You know who wasn’t among that group? Your Colorado Rockies.

Not only are the Rockies not crying poor, they are actively spending money. They were one of the few active teams on the free agent market this winter, bringing in free agent relievers Wade Davis, Bryan Shaw, and Jake McGee (and committing about $106 million in the process). They are currently on track to have the highest Opening Day payroll in team history.

There’s one more thing that runs counter to the narrative: the Rockies are one of the biggest spenders in baseball. Not this season, and not by raw totals, but relative to their income.

This chart started floating around last month. And while some have pointed out that some of the numbers are wrong (these numbers don't account for benefits going to players or postseason shares, which brings player revenue closer to 51% of overall revenue), the larger point still stands: the Rockies are spending their money, and more of it than two-thirds of MLB and one of only ten teams that spends at least 50% of revenue on the team. In fact, the Monfort’s have said multiple times that their goal is to do exactly that: spend 50% of their income on the team.

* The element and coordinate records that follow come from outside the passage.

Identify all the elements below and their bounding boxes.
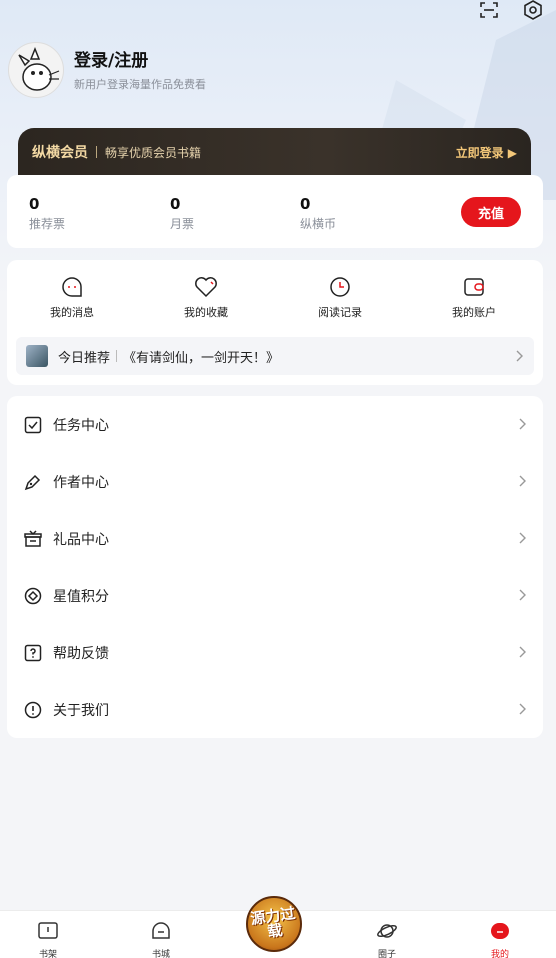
heart-icon (195, 277, 217, 298)
center-promo-badge[interactable]: 源力过载 (246, 896, 302, 952)
tab-profile[interactable]: 我的 (480, 921, 520, 958)
quick-my-messages[interactable]: 我的消息 (27, 276, 117, 320)
quick-label: 我的账户 (452, 306, 496, 319)
pen-icon (23, 472, 43, 492)
task-icon (23, 415, 43, 435)
quick-label: 我的收藏 (184, 306, 228, 319)
menu-gift-center[interactable]: 礼品中心 (7, 510, 543, 567)
tab-label: 书架 (38, 950, 57, 958)
planet-icon (377, 924, 397, 938)
stat-label: 纵横币 (300, 217, 337, 231)
stat-recommend-votes[interactable]: 0 推荐票 (29, 195, 65, 232)
menu-label: 星值积分 (53, 588, 109, 605)
stat-monthly-votes[interactable]: 0 月票 (170, 195, 194, 232)
quick-label: 我的消息 (50, 306, 94, 319)
login-register-link[interactable]: 登录/注册 (74, 46, 148, 71)
stat-coins[interactable]: 0 纵横币 (300, 195, 336, 232)
quick-my-favorites[interactable]: 我的收藏 (161, 276, 251, 320)
scan-icon[interactable] (476, 0, 502, 21)
menu-help-feedback[interactable]: 帮助反馈 (7, 624, 543, 681)
chevron-right-icon (519, 643, 527, 662)
menu-star-points[interactable]: 星值积分 (7, 567, 543, 624)
recommendation-label: 今日推荐 (58, 350, 111, 366)
menu-label: 任务中心 (53, 417, 109, 434)
avatar[interactable] (8, 42, 64, 98)
stat-value: 0 (300, 195, 311, 213)
stat-label: 月票 (170, 217, 195, 231)
menu-label: 关于我们 (53, 702, 109, 719)
info-icon (23, 700, 43, 720)
tab-circle[interactable]: 圈子 (367, 921, 407, 958)
menu-card: 任务中心 作者中心 礼品中心 星值积分 帮助反馈 关于我们 (7, 396, 543, 738)
stat-label: 推荐票 (29, 217, 66, 231)
settings-icon[interactable] (520, 0, 546, 21)
stats-card: 0 推荐票 0 月票 0 纵横币 充值 (7, 175, 543, 248)
chevron-right-icon (519, 415, 527, 434)
vip-title: 纵横会员 (32, 145, 88, 161)
tab-bookshelf[interactable]: 书架 (28, 921, 68, 958)
chevron-right-icon (519, 586, 527, 605)
help-icon (23, 643, 43, 663)
vip-banner[interactable]: 纵横会员 畅享优质会员书籍 立即登录 ▶ (18, 128, 531, 176)
quick-reading-history[interactable]: 阅读记录 (295, 276, 385, 320)
quick-label: 阅读记录 (318, 306, 362, 319)
chevron-right-icon (519, 700, 527, 719)
stat-value: 0 (29, 195, 40, 213)
gift-icon (23, 529, 43, 549)
menu-author-center[interactable]: 作者中心 (7, 453, 543, 510)
top-toolbar (476, 0, 546, 20)
vip-login-button[interactable]: 立即登录 ▶ (456, 144, 517, 161)
clock-icon (330, 277, 350, 297)
menu-label: 礼品中心 (53, 531, 109, 548)
recommendation-title: 《有请剑仙，一剑开天！》 (123, 350, 280, 366)
tab-bookstore[interactable]: 书城 (141, 921, 181, 958)
vip-description: 畅享优质会员书籍 (105, 145, 202, 160)
menu-task-center[interactable]: 任务中心 (7, 396, 543, 453)
wallet-icon (464, 278, 484, 296)
bookshelf-icon (38, 922, 58, 939)
center-badge-text: 源力过载 (249, 904, 297, 941)
tab-label: 圈子 (377, 950, 396, 958)
chevron-right-icon (519, 529, 527, 548)
bookstore-icon (152, 922, 170, 939)
login-subtitle: 新用户登录海量作品免费看 (74, 78, 206, 91)
tab-label: 书城 (151, 950, 170, 958)
menu-label: 作者中心 (53, 474, 109, 491)
chevron-right-icon (516, 347, 524, 366)
recharge-button[interactable]: 充值 (461, 197, 521, 227)
quick-my-account[interactable]: 我的账户 (429, 276, 519, 320)
chevron-right-icon (519, 472, 527, 491)
recommendation-cover (26, 345, 48, 367)
menu-label: 帮助反馈 (53, 645, 109, 662)
tab-label: 我的 (490, 950, 509, 958)
message-icon (62, 277, 82, 297)
recommendation-divider (116, 350, 118, 362)
stat-value: 0 (170, 195, 181, 213)
daily-recommendation[interactable]: 今日推荐 《有请剑仙，一剑开天！》 (16, 337, 534, 375)
quick-actions-card: 我的消息 我的收藏 阅读记录 我的账户 今日推荐 《有请剑仙，一剑开天！》 (7, 260, 543, 385)
vip-divider (96, 146, 97, 158)
profile-icon (491, 923, 509, 939)
points-icon (23, 586, 43, 606)
menu-about-us[interactable]: 关于我们 (7, 681, 543, 738)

None of this is to say that frustration with the Monforts has been completely unfounded in the past; spurious emails fired off in frustration don’t exactly endear one’s self to one’s fanbase and customer base. And there have been times where the Monfort influence has led to head scratching signings and non-trades and that breaks down trust.

But maybe, just maybe, they are earning that trust back. Since hiring Jeff Bridich, the Monforts seem to have been willing to trust their GM to make baseball decisions, seen most clearly in the Troy Tulowitzki trade. In the past two offseasons, seeing a team ready to enter a contention window, they approved over $200 million in free agent contracts. And they are making good on promises to take revenue and put it into the major league roster. When you compare their behavior to other actual cheap owners around the league, the Monforts no longer look so bad.

So maybe we can stop talking about the Party Deck for a while. Instead, we should probably start talking about the Monforts as one of the best owners in baseball.